Fly-fishing for Prairie Pike
Pike Equipment And Rigging Up
By Clive Schaupmeyer
This the second of a series of five articles about fly-fishing
for pike. The articles include: introduction; equipment and rigging; flies
and other gear; when and where; and techniques.
You need heavy-duty gear for pike.
An 8- or 9-weight fly rod with a fighting butt is required, even if
the pike where you fish are not very big. Heavier rigs help cast big, heavy
streamers, and the extra power helps control even a mid-sized pike when
it's buried in dense weeds. A 7-weight rod may be suitable if there's no
chance of hooking a trophy fish, but definitely leave your new 5-weight
trout rod at home, even if it has a great guarantee. Pike don't usually
make long runs, but when they go they are unstoppable, and a feisty 12-pound
pike will likely explode a light trout rod. In addition to the practical
need for heavier gear, there's an ethical demand. A moderate-sized pike
will take far too long to land with light gear, and likely be too tired
for successful release. Match your gear to the fish.
A standard weight-forward, floating line will do for pike fishing and
is what I used for several years. In 1998, I finally broke down and bought
a floating Musky/Pike Taper, and it is superior for casting heavy flies.
Normally flies attached to a floating line will naturally sink down two
or more feet, and if the pike are deeper, one or two split shot can be
added to the monofilament leader. Later in the summer, when pike are deeper
down in cooler water, a sink-tip or full sinking line may be required.
Pike put a lot of stress on reels. Their short runs are unstoppable,
and sooner or later you'll have your knuckles severely rapped by the reel
handle. This high-speed stress is hard on reel innards, so buy a moderately
priced to high-end reel with a positive drag system that will help control
hard runs. Add 50 yards or so of 20-pound test braided Dacron backing to
build up the line's diameter on the spool. This mainly is to speed up line
retrieval, for it's unlikely you'll see the backing very often when pike
fishing–but it can happen.
Four to six feet of 10- to 20-pound test, level monofilament leader
is attached to the fly line with a loop-to-loop connection or nail knot.
(Tapered leaders are neither necessary nor desirable for casting big flies).

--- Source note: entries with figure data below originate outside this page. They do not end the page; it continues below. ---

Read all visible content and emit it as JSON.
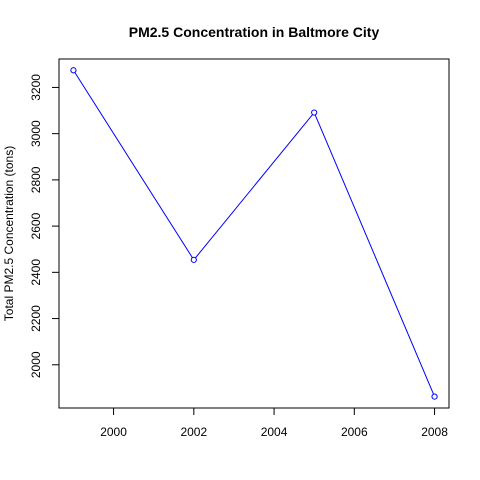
{
  "chart_data": {
    "type": "line",
    "title": "PM2.5 Concentration in Baltmore City",
    "xlabel": "",
    "ylabel": "Total PM2.5 Concentration (tons)",
    "x": [
      1999,
      2002,
      2005,
      2008
    ],
    "series": [
      {
        "values": [
          3274.18,
          2453.92,
          3091.35,
          1862.28
        ],
        "color": "#0000ff"
      }
    ],
    "xlim": [
      1998.64,
      2008.36
    ],
    "ylim": [
      1813,
      3323
    ],
    "xticks": [
      2000,
      2002,
      2004,
      2006,
      2008
    ],
    "xtick_labels": [
      "2000",
      "2002",
      "2004",
      "2006",
      "2008"
    ],
    "yticks": [
      2000,
      2200,
      2400,
      2600,
      2800,
      3000,
      3200
    ],
    "ytick_labels": [
      "2000",
      "2200",
      "2400",
      "2600",
      "2800",
      "3000",
      "3200"
    ],
    "grid": false,
    "marker": "open-circle"
  }
}
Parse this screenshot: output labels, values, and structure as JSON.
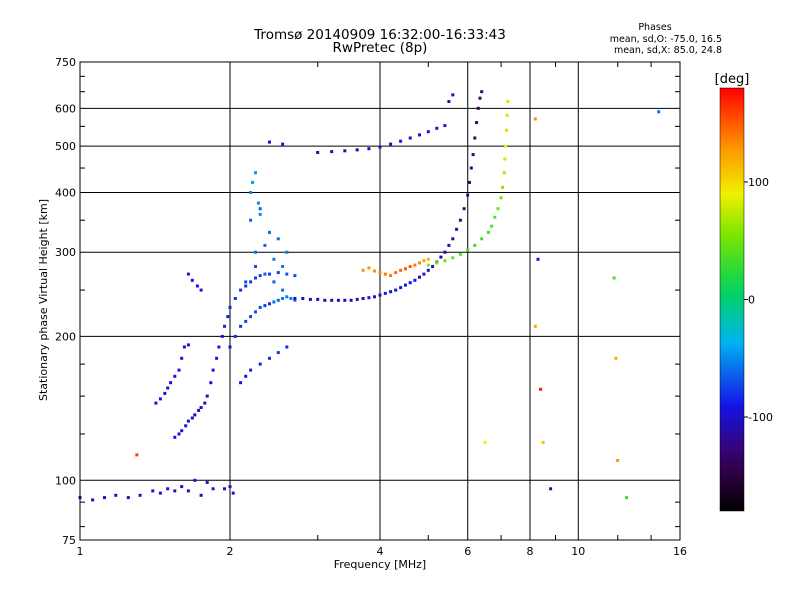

Loop-to-loop connections make for fast leader changes on the water. I use
level monofilament, no more than six feet long, so I can manoeuver the
pike in close without worrying about the loop connection hanging up in
the top guides–which could happen with a leader longer than the rod. For
those of us who are not powerful casters, the shorter leaders also result
in better line and fly turnovers. However, some fly anglers prefer longer
leaders during the later part of the season when pike are more cautious.
There are several combinations of materials and methods to connect
flies to the end of mono leaders. Each has advantages and disadvantages,
and different anglers have their own preferences. (Like most fly-fishing
techniques, there are few right or wrong methods.)
I like to keep things simple and prefer attaching about eight inches
of nylon-coated braided steel leader to every fly I tie. The steel fly
leader is connected to the mono leader with a loop-to-loop connection.
I've never had a steel leader break; changing flies is fast; and, other
than simple end loops, no knots are used.
I've been attaching an eight-inch coated steel leader to every fly I
tie by melting the outside of the plastic-coated steel leader. It's a simple
system that has work for me for years. However, I was recently shown two
other methods. There is a new type of braided steel leader which can be
tied to the fly with a standard clinch knot. Sounds good. I was also recently
show the figure-8 knot. It looks great and I will definitely be trying
this knot this spring.
Steel leaders occasionally kink and twist, and since they are impossible
to straighten must be replaced.
The melt method is as follows. Steel leaders are attached to flies by
threading two inches of leader through the eye and then twisting the tag
end around the main section several times. (Similar to the initial twists
on a clinch knot.) The twists are then fused together with a butane lighter
flame. The twisted loops are briefly heated until they bubble and turn
white, but not so long that they burn. A similar loop is formed at the
other end of the steel leader to attach to the mono leader–which also has
a loop. Steel leaders can also be attached to flies by crimping on metal
sleeves. The sleeves and crimping tools are available at most tackle shops.
Some pike fly anglers prefer using hard, teeth-resistant 20 - or
30 - pound monofilament leaders, and tie on flies–usually with a clinch knot–without
steel leaders. Fine. I tried this the first time I fly-fished for pike
and lost a fair-sized fish because it hit from the side and sheared the
leader. However, monofilament leaders may be an advantage in heavily fished
water where pike are leader shy.
Special pike leaders that have a section of braided steel at the fly
end are available. I found them inconvenient for changing flies, so continue
using mono leaders attached to the fly line, and steel leaders attached
to my flies. It's simple and it works.